Zé da Velha e Silvério Pontes receberam a notícia do livro com muita alegria e graditão. Com mais anos de experiência, Zé carrega um grande legado musical, tendo tocado com diversos outros chorões, inclusive Pixinguinha.

“É uma homenagem bacana à nossa vida. Esse trabalho também recupera algumas fotos antigas nossas que guardamos ao longo desses 30 anos e algumas de outras experiência de Zé. Todo esse tempo foi um aprendizado e fazemos com muito carinho e amor aos nossos ouvintes. O interessante é deixar para a nova geração que está tocando como é importante ser humilde e  aprender uns com os outros. O livro mostra muito esse nosso lado simples”, comenta Silvério. Ele acredita que o livro está gostoso de se ler, pois há a parte técnica e a história musical de cada um e da dupla. 

“A música brasileira não tem muito espaço nas produções, na televisão e na rádio, e ganharmos uma biografia é marcante, pois vai eternizar a nossa história”, finaliza Silvério. 

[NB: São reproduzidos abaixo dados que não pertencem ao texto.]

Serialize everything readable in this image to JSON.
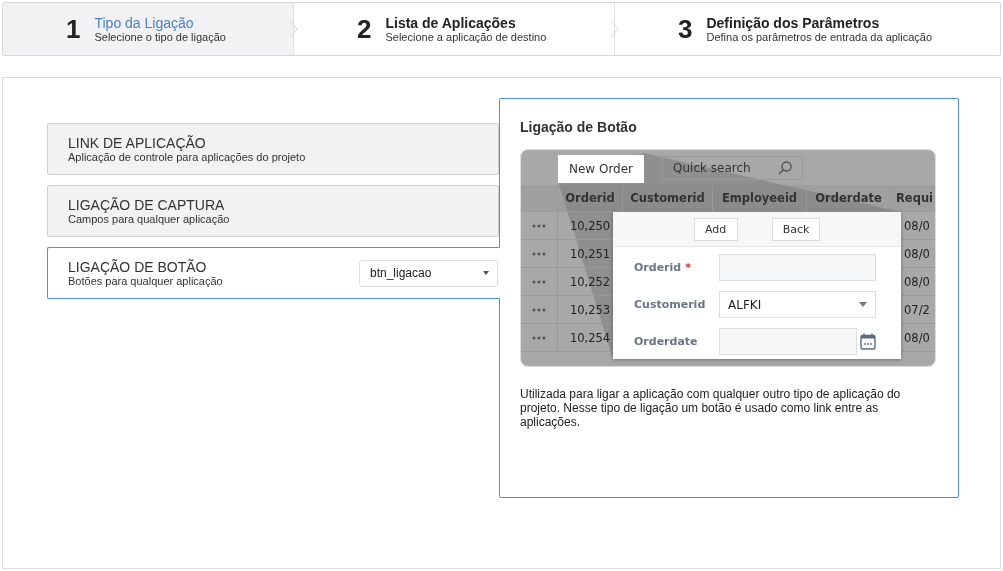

Histórias - O disco está recheado de histórias curiosas e inusitadas da vida e carreira de Silvério Pontes e Zé da Velha. Duas delas foram lembradas pelos escritores como sendo marcantes. Em 1994, o Silvério Pontes foi convidado para participar do programa Hoje é Dia de Choro, na TV Manchete junto com o Zé da Velha. Na época, Silvério tocava na banda do Tim Maia, a Vitória Régia. Devido ao programa Silvério se atrasou para o ensaio da banda, e quando chegou foi informado que o “Síndico”, como Tim era chamado, queria uma “reunião de condomínio” com urgência. Silvério foi até o quarto onde estava o cantor e viu aquela “cena de terror”: Tim de cueca, uma samba-canção, assistindo no videocassete à apresentação de Zé e Silvério.

Tim solta a pérola:

— Ô, Silvério, que história é essa de você gravar com esse tal de Zé Bodega? Ou você toca com a Vitória Régia ou com esse trombonista aí...
Silvério rebateu:

— Não é Zé Bodega, é Zé da Velha!

Apesar da bronca, Tim Maia curtiu muito o som que Silvério produziu com o “Zé Bodega”.

Outra das histórias foi a vez em que a ‘menor big band do mundo’ foi a Minas Gerais tocar em uma cidade. No camarim, um repórter de uma rádio local perguntou para eles:
- O que vocês vão cantar hoje como dupla sertaneja?

Com bom humor, eles explicaram que tocavam apenas instrumentos. E o outro respondeu:

- Eu nunca vi uma dupla de instrumentos.

O Al-Farabi fica na Rua do Rosário, 30, no Centro do Rio. Hoje, a partir das 14h. Entrada franca. Livro: R$ 35. Censura: livre. Telefone: 2233-0879.